Joseph Fazio‘s fiction has appeared in The Iowa Review, Post Road Magazine, The Kenyon Review Online, and elsewhere.
Kate Leary‘s work has appeared in Baltimore Review, Word Riot, Harpur Palate, and Night Train, and she was a fiction editor of Sonora Review. She was a 2010 fellow at I-Park Artists’ Enclave.
Mehdi Okasi‘s writing has appeared in The Iowa Review, Guernica, Glimmer Train, and Best New American Voices 2009 among others. He was the 2011-12 Carl Djerassi Fiction Fellow at the University of Wisconsin-Madison.
Emily Ross is a graduate of GrubStreet’s Novel Incubator Program. Her short fiction won second prize in The Smoking Poet’s annual fiction contest, and she’s been published in Menda City Review and Boston Magazine.

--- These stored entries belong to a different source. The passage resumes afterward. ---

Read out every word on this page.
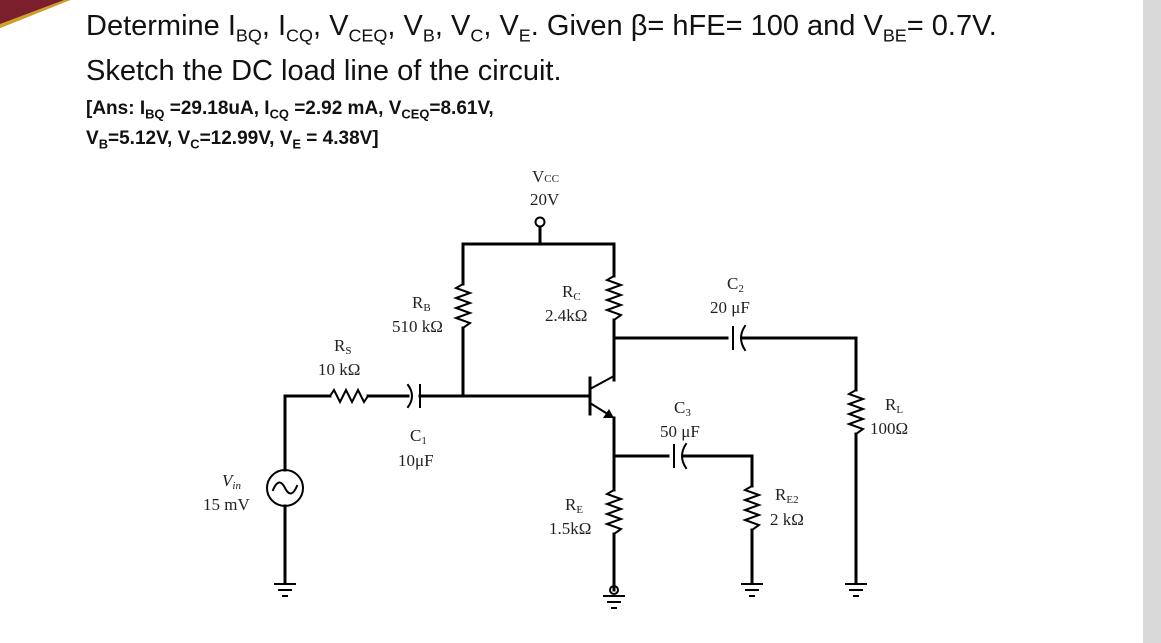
Determine $I_{BQ}$, $I_{CQ}$, $V_{CEQ}$, $V_B$, $V_C$, $V_E$. Given β= hFE= 100 and $V_{BE}= 0.7V$.
Sketch the DC load line of the circuit.
[Ans: $I_{BQ} =29.18uA$, $I_{CQ} =2.92$ mA, $V_{CEQ}=8.61V$,
$V_B=5.12V$, $V_C=12.99V$, $V_E = 4.38V$]
VCC
20V
RB
510 kΩ
RC
2.4kΩ
C2
20 μF
RS
10 kΩ
C1
10μF
C3
50 μF
RL
100Ω
Vin
15 mV	RE
1.5kΩ
RE2
2 kΩ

Thursday, November 13, 7:30 PM, Cultural Center at Rocky Neck, Co-sponsored by the Gloucester Writers Center
David Daniel is the author of the poetry collections Seven-Star Bird (winner of the Larry Levis Prize) and the forthcoming Ornaments & Other Assorted Love Songs. Recent essays on both poetry and music, along with excerpts from his memoir, The Fall-Down Diet, have appeared or are forthcoming in a number of journals and anthologies. He was Poetry Editor of Ploughshares for more than a decade, and he is the founder and producer of WAMFEST: The Words and Music Festival.
Laura Harrington is an award winning novelist, playwright, lyricist and librettist. Her novel Alice Bliss won numerous accolades, including a 2012 Massachusetts Book Award. As a playwright and dramatist, she’s won MCC fellowships in ’97 and ’05, has twice won the Clauder Competition, and received a 2008 Kleban Award.

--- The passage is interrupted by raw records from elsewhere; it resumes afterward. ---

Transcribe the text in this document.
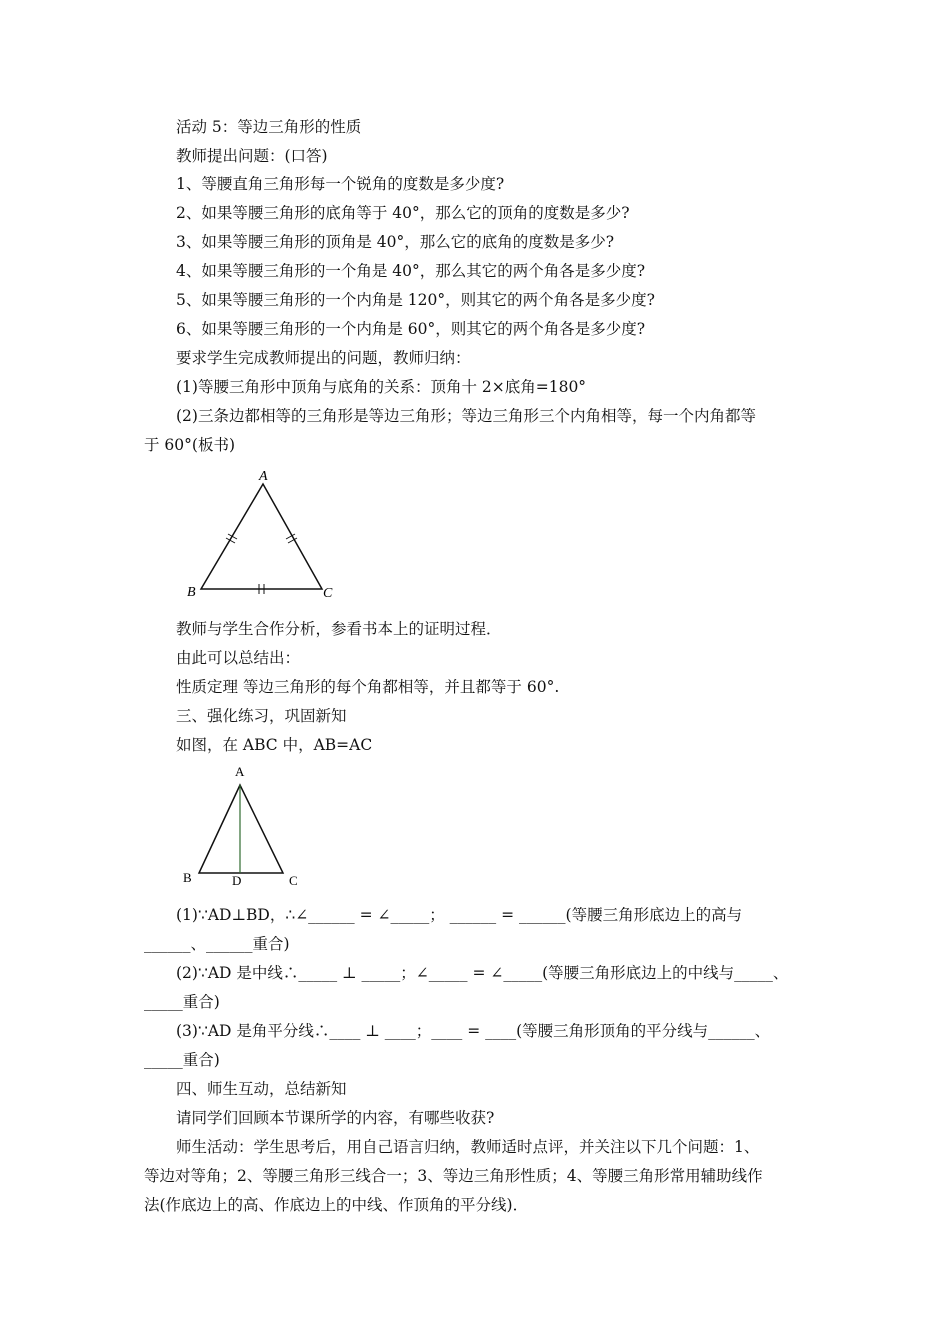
活动 5：等边三角形的性质
教师提出问题：(口答)
1、等腰直角三角形每一个锐角的度数是多少度?
2、如果等腰三角形的底角等于 40°，那么它的顶角的度数是多少?
3、如果等腰三角形的顶角是 40°，那么它的底角的度数是多少?
4、如果等腰三角形的一个角是 40°，那么其它的两个角各是多少度?
5、如果等腰三角形的一个内角是 120°，则其它的两个角各是多少度?
6、如果等腰三角形的一个内角是 60°，则其它的两个角各是多少度?
要求学生完成教师提出的问题，教师归纳：
(1)等腰三角形中顶角与底角的关系：顶角十 2×底角=180°
(2)三条边都相等的三角形是等边三角形；等边三角形三个内角相等，每一个内角都等
于 60°(板书)
A
B	C
教师与学生合作分析，参看书本上的证明过程．
由此可以总结出：
性质定理 等边三角形的每个角都相等，并且都等于 60°.
三、强化练习，巩固新知
如图，在 ABC 中，AB=AC
A
B	D	C
(1)∵AD⊥BD，∴∠______ = ∠_____； ______ = ______(等腰三角形底边上的高与
______、______重合)
(2)∵AD 是中线∴_____ ⊥ _____；∠_____ = ∠_____(等腰三角形底边上的中线与_____、
_____重合)
(3)∵AD 是角平分线∴____ ⊥ ____；____ = ____(等腰三角形顶角的平分线与______、
_____重合)
四、师生互动，总结新知
请同学们回顾本节课所学的内容，有哪些收获?
师生活动：学生思考后，用自己语言归纳，教师适时点评，并关注以下几个问题：1、
等边对等角；2、等腰三角形三线合一；3、等边三角形性质；4、等腰三角形常用辅助线作
法(作底边上的高、作底边上的中线、作顶角的平分线)．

Ann McArdle has published nine nonfiction books, and her short short story “Tomorrow” appeared in the premiere issue of the journal Pear Noir! and aired on the Words to Go podcast. She is recipient of a Vermont Studio Center Residency Fellowship.
Marsha Pomerantz‘s poems and prose have been published in journals in the US, UK, and Israel, and she has translated poetry, short fiction, and a novel from the Hebrew. Her poetry collection The Illustrated Edge was named as one of the year’s Best Poetry Books by Boston Globe. Her writing has been supported by two residencies at the MacDowell Colony, and she has twice been a finalist for the Poetry Society of America’s Robert H. Winner Award.